Mito. Ciò che per altri è sacro, o che è civile e potrebbe costituire uno scopo per il vivere sensato, è solo un mito, pur se aggraziato ed espresso in tante opere d’arte di cui è costellata la storia umana. La sua morte, le modalità della sua morte e il luogo dove l’ha ricevuta mi sembrano l’icona di Pierpaolo Pasolini, la firma in calce alla sua esistenza, la prova, quasi secondo lui stesso, di cosa sono la realtà, l’essere, il sognare.

Mi pare che Pasolini abbia spogliato le parole di ogni vaghezza formale, assumendo come veicolo comunicativo il parlare rude e spiccio della gente di cui è piena la società. Non la lingua dei circoli letterari ma quella delle borgate, dei vicoli in penombra, il dialetto: insomma, la lingua insudiciata, realistica, che tutti usano ma magari non in pubblico perché bisogna salvare le apparenze. Nel cinema allora ha potuto esprimersi con più compiutezza, diciamo di getto. Quei film che, mentre ti raccontano storie di vita ed emozioni forti, ti lasciano intravedere anche un “bello”, il mito, che collega tutti pur abitando in secoli diversi. E ne ha creato di scompiglio! Ma è così che si fa, facendo saltare in aria la maledetta ipocrisia che ci abbassa tutti e quando parliamo diciamo niente perché sennò viene fuori quello che in realtà siamo e cosa veramente pensiamo.

Pasolini non è stato affatto un moralista, ma credo che abbia voluto solo descrivere. Ha descritto ciò che secondo lui è imperituro nel pensiero umano e nell’arte, facendo vedere come esiste in ogni tempo. Ma sempre di mito comunque si tratta per lui. Eppure, senza di esso la devastazione del vivere sarebbe troppo inaccettabile: già basta constatare l’assenza di un Thelos, un fine della storia, per sbattere a terra ogni tentativo di riscossa. Credo che Pasolini da tutti noi dovrebbe essere preso sul serio ma non solamente sul piano del pensiero astratto di una critica letteraria o filosofica o cinematografica. Mi verrebbe da dire: ma Pasolini ha ragione o no ad essere così? Non potremmo metterlo tra i profeti che vedono più in profondità i vissuti che ci appartengono?

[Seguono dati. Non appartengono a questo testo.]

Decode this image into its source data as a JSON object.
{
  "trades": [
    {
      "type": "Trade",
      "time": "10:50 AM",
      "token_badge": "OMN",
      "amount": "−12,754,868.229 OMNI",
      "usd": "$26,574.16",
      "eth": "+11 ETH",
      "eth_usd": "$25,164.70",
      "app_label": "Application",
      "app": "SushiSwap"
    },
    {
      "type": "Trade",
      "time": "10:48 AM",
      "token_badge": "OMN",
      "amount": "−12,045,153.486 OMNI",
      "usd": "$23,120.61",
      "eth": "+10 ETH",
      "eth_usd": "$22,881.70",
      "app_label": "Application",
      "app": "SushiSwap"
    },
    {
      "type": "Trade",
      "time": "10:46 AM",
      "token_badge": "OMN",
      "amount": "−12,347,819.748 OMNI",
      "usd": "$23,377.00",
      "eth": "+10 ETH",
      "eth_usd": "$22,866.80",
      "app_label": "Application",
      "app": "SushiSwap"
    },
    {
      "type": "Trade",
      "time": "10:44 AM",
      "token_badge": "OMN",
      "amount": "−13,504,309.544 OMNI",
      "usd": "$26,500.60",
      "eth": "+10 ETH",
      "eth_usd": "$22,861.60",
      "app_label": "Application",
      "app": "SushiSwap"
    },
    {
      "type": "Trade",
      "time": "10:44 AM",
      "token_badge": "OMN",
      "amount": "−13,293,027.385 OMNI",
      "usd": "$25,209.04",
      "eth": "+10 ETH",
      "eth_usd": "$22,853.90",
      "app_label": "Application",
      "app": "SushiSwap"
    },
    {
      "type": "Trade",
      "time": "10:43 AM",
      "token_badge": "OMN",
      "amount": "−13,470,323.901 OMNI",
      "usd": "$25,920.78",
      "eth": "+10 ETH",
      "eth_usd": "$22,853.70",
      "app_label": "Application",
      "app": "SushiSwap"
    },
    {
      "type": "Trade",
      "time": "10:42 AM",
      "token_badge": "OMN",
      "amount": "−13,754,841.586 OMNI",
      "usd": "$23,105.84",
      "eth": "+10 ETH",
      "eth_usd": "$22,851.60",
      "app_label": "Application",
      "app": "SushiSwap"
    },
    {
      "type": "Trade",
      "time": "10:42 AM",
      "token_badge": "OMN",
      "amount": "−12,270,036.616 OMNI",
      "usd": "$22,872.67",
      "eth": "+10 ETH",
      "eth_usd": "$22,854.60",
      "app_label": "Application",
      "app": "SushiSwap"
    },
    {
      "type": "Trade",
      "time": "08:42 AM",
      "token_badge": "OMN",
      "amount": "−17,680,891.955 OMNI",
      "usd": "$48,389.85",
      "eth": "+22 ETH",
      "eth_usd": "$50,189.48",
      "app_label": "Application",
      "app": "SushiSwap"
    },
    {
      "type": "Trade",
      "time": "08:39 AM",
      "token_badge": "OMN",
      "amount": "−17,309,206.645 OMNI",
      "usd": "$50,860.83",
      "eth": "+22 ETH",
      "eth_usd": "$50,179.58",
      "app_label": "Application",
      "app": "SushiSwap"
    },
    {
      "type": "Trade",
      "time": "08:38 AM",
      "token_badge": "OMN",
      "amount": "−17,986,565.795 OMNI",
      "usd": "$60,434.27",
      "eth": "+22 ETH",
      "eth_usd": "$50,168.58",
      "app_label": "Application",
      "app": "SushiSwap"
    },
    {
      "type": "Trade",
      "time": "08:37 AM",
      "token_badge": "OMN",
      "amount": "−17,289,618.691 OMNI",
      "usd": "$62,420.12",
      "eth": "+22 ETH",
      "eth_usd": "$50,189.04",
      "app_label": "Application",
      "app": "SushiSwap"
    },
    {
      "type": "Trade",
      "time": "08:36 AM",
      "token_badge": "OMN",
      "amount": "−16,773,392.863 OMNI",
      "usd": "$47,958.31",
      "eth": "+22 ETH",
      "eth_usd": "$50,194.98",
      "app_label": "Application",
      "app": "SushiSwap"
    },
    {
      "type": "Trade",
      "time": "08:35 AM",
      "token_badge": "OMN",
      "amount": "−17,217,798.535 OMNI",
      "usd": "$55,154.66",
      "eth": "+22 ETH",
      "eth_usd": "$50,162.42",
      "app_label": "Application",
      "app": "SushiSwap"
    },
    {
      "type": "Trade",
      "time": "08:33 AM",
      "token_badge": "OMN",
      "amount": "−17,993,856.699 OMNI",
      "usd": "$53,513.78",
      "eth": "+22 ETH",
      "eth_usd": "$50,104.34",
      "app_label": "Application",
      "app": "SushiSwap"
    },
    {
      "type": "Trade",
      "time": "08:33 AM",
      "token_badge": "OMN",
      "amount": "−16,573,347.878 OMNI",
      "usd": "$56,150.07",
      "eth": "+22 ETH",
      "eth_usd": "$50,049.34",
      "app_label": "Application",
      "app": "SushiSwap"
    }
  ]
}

L’odore di morte è forte in giro. L’ipocrisia produce pestilenze che neanche ai tempi della peste c’erano. Qualcuno ha sollevato i sacri veli del Vaticano e a milioni si sono visti i topi, le zecche e i ragni. La diffusissima (una volta) cultura cattolica, l’ideologia di sinistra e l’altra sedicente liberal-democratica sembrano essere state più che altro castelli di parole stampate su carta igienica. Pasolini pare che sia stato ucciso banalmente, da banali teppisti in un banalissimo luogo.

La stupida violenza ha spento un uomo che osava pensare ed essere soprattutto se stesso, con la sua “diversità” e la sua omosessualità. Ha osato parlare, esporsi con la sua concreta esistenza alla discussione pubblica. Ma la palude melmosa denominata civiltà contemporanea si è voluta richiudere su di lui. Un banale ragazzo l’ha ucciso. Siamo condannati alla banalità che ci risucchia come l’acqua sporca nel buco del lavandino? Io per lui sento un profondo rispetto. Quanti di noi osano pensare ed esporsi per quello che sono? Quanti di noi, oggi, osano vivere e vivere nella realtà per quanto puzzolente possa sembrarci?